Hematologic Disorders Pharmacotherapy

Diagnosing, treating, referring patients to a hematology expert, and caring for patients with hematologic diseases needs sophisticated understanding of the condition.

Thalassemia is classified as a chronic illness anemia due to a decreased rate of hemoglobin production. It is a genetic condition that mostly affects persons of Chinese, Indian, and Mediterranean ancestry. Individuals with beta-thalassemia have a life expectancy of fewer than 30 years, and some require frequent and recurring blood transfusions to survive. The goal of this discussion is to present a case study of a patient diagnosed with thalassemia, an overview of the pharmacological therapy given, and how the patient's age may affect the effects of prescription drugs and measures to minimize side effects.

Beta-thalassemia major

PLAN:

1.) Folate supplementation- Begin with 65 mg of folic acid per day, PO;

Observe and report any adverse responses such as flushing, increased malaise, rash, or bronchospasm. There are no further cautions.

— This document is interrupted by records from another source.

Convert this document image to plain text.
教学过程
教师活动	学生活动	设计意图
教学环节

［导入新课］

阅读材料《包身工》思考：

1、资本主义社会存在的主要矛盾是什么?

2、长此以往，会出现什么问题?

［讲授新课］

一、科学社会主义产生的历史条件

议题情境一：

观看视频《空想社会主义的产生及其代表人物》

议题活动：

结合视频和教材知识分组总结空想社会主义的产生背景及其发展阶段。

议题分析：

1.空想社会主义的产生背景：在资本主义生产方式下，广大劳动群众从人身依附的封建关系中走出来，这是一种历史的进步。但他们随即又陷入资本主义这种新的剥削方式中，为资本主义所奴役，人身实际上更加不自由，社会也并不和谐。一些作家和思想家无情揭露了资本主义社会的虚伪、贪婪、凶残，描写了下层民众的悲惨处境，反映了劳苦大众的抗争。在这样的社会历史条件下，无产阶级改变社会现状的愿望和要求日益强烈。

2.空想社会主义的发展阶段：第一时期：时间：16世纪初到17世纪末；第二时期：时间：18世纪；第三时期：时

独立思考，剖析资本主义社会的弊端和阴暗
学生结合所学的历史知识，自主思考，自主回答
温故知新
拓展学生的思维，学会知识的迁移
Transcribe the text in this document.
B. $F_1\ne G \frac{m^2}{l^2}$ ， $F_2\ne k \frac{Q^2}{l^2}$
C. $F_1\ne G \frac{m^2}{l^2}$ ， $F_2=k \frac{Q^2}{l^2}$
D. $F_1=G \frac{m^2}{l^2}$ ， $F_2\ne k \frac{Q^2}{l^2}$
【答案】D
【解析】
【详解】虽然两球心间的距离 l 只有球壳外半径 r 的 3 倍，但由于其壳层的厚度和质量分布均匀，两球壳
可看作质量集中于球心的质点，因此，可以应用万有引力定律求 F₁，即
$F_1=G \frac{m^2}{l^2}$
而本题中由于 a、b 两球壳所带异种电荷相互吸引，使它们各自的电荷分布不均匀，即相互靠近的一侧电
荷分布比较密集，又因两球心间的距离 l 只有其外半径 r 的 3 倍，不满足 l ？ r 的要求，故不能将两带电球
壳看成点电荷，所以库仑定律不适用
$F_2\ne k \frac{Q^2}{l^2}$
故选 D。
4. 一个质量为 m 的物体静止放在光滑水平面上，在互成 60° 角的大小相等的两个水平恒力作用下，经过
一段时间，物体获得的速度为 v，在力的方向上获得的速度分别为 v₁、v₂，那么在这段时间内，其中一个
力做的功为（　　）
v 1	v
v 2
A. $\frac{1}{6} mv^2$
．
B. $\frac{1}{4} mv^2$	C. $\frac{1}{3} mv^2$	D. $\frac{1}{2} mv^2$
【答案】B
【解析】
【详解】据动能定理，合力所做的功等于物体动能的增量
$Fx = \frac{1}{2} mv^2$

2.) Prolonged transfusion treatment for anemia correction (Arcangelo, Peterson, Wilbur, & Reinhold,

3.) Begin Deferoxamine infusion treatment at a dose of 20-30 mg/kg/day during an 8-10 hour period to maintain a hepatic iron content of 7.0 mg/g liver tissue (Lexicomp, 2013a). Monitor and prepare for medical treatment with iron chelation.

This binds to iron and aids in its excretion; it is prescribed by a hematologist at the right age and recommended. Precautions against eye toxicity; initiate routine ophthalmologic exams; Chelation treatment side effects are more prevalent in patients with a low iron load and include ophthalmic and auditory toxicity, growth limitation, and, in rare cases, renal impairment. Additionally, the medication increases susceptibility to Yersinia infections; monitor for symptoms of illness and arrange extra assessment appointments.

4.) Begin daily administration of 100mg ascorbic acid, PO.

Education: Ascorbate replenishment is required to enhance the amount of iron eliminated during chelation treatment (Origa, 2018)

5.) Begin using iron-free baby formula. Put an end to iron-containing formulations.

Avoid all preparations containing iron (Origa, 2018).

6.) Initiate MVI gtts in infants. With iron, you can halt current baby MVI (Origa, 2018). 6.) Monthly physical examinations for further monitoring (Origa, 2018).

7.) Consult a pediatric hematologist to assess and treat, as well as manage monitoring, blood transfusions, and deferoxamine; consult a pediatric ophthalmologist to handle hazards to the eye and retina.

8.) Bone marrow transplantation as a possibility (Origa, 2018) 9.) Consider participating in ongoing research investigations.

Age is a factor in the prescription of medicines for this patient. It is critical for parents to closely monitor bad responses and to adhere to all medical appointments for monitoring lab values and physical examinations of all essential organs, eye examinations, and hematological monitoring of iron levels and treatment objectives. The family must realize that early and effective treatment can significantly improve thalassemia outcomes and problems. Patients who are not scheduled for transfusions often die within the first two decades. (Origa, 2018).